Thanks for the opinions, and happy to throw away having got a couple of years use from them for only a few dollars



simond11 said:


> I would have thought that because of the minute serrations on the blades, that they would have to be a throwaway item.


Simon the serrations were the main reason I posed the question re sharpening, figuring the stone wouldn't work in the grooves


----------



## Davey G (Jan 15, 2006)

Yeah I'm also looking for a decent set of braid scissors.

Ive tried the plastic nail clipper type ones which break if trying to cut through a heavy leader knot, and my cheapo scissor style ones either rust out or fall apart.

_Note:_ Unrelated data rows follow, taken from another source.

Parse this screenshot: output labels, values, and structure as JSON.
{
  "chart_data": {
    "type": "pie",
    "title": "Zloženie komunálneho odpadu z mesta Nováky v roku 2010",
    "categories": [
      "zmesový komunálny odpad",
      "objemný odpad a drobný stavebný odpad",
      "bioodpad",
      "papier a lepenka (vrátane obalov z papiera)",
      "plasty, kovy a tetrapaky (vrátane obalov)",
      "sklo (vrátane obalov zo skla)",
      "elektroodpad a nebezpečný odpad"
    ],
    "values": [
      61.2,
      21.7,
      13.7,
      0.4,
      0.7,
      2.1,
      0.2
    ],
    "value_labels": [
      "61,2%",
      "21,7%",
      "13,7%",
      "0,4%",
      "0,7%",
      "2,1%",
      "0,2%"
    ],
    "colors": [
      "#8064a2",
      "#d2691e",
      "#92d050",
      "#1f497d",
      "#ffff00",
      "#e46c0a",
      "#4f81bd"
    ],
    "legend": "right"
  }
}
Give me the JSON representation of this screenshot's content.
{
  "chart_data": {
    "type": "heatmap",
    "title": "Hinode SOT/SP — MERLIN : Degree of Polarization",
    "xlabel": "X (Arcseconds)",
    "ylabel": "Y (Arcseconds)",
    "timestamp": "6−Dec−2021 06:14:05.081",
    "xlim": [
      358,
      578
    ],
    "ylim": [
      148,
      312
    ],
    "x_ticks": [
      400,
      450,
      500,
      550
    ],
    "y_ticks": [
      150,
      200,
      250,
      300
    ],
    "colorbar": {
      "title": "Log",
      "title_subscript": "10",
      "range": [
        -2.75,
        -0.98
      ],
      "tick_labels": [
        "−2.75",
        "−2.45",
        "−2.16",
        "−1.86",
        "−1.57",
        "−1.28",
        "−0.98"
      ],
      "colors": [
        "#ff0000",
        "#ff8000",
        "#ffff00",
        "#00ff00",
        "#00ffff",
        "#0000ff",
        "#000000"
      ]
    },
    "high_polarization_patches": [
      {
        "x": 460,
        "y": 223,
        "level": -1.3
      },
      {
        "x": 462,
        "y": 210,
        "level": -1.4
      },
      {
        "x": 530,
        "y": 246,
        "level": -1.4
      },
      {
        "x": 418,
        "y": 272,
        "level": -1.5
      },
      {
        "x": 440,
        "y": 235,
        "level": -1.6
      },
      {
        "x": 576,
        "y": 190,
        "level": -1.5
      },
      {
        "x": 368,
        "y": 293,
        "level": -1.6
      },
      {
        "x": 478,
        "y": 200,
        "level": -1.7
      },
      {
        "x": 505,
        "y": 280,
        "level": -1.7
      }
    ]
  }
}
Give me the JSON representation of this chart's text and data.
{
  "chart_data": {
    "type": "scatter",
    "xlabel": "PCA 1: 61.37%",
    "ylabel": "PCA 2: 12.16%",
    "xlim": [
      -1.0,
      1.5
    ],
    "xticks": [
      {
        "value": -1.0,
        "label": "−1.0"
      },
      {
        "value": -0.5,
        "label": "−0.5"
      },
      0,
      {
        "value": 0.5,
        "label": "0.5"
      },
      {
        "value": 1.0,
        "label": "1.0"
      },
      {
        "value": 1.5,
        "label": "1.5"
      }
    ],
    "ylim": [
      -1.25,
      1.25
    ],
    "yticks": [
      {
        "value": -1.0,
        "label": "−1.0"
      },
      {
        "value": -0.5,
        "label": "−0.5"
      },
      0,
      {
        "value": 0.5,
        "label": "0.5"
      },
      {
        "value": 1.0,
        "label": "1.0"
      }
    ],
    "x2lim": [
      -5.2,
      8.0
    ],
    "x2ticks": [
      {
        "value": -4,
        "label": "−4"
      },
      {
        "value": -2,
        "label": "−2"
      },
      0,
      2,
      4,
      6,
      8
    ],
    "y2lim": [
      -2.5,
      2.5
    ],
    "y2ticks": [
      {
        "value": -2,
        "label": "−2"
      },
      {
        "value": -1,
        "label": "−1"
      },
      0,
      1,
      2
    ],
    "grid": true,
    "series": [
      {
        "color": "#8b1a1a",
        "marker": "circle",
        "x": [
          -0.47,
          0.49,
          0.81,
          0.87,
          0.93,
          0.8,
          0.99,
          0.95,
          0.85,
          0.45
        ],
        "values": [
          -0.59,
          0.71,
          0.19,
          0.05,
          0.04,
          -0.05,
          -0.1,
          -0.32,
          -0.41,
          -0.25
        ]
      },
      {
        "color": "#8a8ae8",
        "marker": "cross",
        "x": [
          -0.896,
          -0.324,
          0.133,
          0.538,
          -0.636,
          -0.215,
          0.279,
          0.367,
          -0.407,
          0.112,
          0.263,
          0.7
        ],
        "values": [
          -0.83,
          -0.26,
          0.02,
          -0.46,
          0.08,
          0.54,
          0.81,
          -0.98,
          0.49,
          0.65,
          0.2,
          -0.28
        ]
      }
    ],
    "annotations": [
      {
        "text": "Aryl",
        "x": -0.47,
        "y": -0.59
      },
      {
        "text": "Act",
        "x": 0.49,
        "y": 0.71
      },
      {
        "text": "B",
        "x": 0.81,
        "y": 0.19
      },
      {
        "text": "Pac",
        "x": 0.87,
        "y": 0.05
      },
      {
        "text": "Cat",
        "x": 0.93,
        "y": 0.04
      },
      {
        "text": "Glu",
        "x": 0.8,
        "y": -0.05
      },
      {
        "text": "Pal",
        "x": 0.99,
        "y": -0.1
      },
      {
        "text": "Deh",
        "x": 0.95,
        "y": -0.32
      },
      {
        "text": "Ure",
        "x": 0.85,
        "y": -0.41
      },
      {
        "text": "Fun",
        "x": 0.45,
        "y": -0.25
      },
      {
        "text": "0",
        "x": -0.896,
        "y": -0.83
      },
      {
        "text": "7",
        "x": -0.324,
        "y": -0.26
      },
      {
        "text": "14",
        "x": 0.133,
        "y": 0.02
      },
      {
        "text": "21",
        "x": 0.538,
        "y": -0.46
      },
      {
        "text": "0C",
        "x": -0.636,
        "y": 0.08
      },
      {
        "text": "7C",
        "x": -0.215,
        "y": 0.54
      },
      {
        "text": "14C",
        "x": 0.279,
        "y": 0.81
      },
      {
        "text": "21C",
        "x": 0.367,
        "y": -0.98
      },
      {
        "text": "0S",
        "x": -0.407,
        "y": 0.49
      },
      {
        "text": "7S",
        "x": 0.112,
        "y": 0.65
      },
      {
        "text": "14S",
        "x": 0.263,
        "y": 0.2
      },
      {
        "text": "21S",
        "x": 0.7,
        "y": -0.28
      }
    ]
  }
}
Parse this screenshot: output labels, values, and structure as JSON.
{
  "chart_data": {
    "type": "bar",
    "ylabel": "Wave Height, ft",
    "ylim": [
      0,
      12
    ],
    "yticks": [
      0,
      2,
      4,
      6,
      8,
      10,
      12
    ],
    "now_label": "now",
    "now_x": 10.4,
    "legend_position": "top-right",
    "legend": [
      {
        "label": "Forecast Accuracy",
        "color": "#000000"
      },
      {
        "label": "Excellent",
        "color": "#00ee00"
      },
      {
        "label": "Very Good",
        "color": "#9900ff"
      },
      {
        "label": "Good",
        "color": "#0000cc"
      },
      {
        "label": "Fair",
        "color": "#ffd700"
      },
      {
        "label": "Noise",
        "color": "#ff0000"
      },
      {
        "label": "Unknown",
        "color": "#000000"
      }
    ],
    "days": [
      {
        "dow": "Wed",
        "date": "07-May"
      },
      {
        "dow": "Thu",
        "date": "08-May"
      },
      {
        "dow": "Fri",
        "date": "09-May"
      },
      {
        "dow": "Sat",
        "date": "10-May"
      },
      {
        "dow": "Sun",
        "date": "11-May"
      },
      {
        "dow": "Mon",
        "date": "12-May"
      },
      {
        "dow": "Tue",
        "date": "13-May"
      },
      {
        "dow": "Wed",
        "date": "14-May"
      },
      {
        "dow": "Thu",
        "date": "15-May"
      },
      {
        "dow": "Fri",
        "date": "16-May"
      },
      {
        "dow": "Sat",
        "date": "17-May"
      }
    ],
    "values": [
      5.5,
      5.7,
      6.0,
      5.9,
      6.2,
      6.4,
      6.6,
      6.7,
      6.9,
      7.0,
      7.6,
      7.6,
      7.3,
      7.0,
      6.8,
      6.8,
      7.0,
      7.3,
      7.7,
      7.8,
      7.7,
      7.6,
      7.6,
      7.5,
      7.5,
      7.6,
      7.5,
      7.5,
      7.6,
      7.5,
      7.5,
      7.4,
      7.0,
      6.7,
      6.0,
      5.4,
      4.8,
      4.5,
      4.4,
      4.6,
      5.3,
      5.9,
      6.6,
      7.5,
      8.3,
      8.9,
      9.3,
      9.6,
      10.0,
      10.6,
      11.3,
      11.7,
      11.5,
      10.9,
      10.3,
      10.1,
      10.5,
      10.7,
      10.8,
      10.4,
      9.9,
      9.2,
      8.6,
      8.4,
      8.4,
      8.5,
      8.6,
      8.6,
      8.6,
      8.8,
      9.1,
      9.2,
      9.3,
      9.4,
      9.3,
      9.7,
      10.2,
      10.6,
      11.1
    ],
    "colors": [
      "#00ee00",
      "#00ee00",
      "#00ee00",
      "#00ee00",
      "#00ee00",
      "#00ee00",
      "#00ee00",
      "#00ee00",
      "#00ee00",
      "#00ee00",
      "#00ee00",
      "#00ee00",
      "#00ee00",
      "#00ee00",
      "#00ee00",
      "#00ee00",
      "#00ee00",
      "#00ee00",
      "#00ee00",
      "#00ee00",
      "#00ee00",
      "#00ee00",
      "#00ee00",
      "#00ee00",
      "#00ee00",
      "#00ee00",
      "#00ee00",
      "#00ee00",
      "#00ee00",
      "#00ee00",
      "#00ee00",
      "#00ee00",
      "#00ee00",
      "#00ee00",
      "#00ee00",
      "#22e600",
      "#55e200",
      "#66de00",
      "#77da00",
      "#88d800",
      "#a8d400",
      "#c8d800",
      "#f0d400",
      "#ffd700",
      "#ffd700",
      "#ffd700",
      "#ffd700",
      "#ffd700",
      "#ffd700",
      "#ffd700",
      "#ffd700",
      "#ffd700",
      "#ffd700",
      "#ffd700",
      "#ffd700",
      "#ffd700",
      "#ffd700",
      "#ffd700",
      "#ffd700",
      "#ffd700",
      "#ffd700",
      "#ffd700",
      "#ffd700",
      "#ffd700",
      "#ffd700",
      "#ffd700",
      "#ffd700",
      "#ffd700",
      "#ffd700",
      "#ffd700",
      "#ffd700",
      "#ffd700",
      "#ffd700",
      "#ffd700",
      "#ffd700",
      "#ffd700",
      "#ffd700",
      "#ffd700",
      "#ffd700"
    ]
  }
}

Might try the ET and rapala ones as stated above.


----------



## Junglefisher (Jun 2, 2008)

I use owners. Simply the best.


----------



## sbd (Aug 18, 2006)

The short bladed blunt tipped Berkleys are my choice - they work a treat & rust out the centre pin before they're too blunt ;-) . I buy them in fives.


----------



## keza (Mar 6, 2007)

have you tried using leather jackets, cleanest cut i've seen.

bastards stole my leader and some braid yesterday at cloey :twisted:


----------



## Biggera Yakker (Jan 25, 2007)

Throw away item, I get a new pair every couple of years.
When you do, you realise how blunt the old ones were getting.


----------



## diabolical (Mar 30, 2008)

It would cost more than the scissors but I have a buffing wheel on a grinder and that along with cutting compound will sharpen serrated edges.


----------



## tobes (Jul 8, 2008)

mate x tools pliers or the good old pair of nail clippers cheap as doesnt even matter if you drop em over board now and again


----------



## crazyratwoman (Feb 26, 2007)

have you tried cutting a piece of sandpaper? i know that sharpens normal scissors...


----------



## ArWeTherYet (Mar 25, 2007)

You used to be able to sharpen a pair of scissors on the neck of a stubby bottle (just under the screw cap) not sure if it works on braid scissors but its worth opening a stubby (or three) to see. ;-)


----------



## tobes (Jul 8, 2008)

arwetheryet love ya way of thinking ;-) any excuse is a good one


----------



## Dodge (Oct 12, 2005)

sbd said:


> The short bladed blunt tipped Berkleys are my choice - they work a treat.


Replaced the braid scissors today [the old ones were same as sbd mentioned] and at $5.35 and having had a good run with them I stayed with the same model from my local tackle shop....prices for many brands ranged from about $3.95 to about $9.

Again thanks to all who had an opinion


----------



## chris58 (Nov 25, 2007)

well i use the KISS way. i bought some toe nail clippers and they have always worked well for me .. sorry it is just a simple cheap idea that works.


----------



## kayakity-yak (May 31, 2007)

Rapala were shite IMO mine only lasted about 5 months. Only paid 6 bucks for em tho. I don't know how any one can use the nail clippers they only work for me by pressing down and then pulling which leaves a fury end and in my experience can weaken the knot.


----------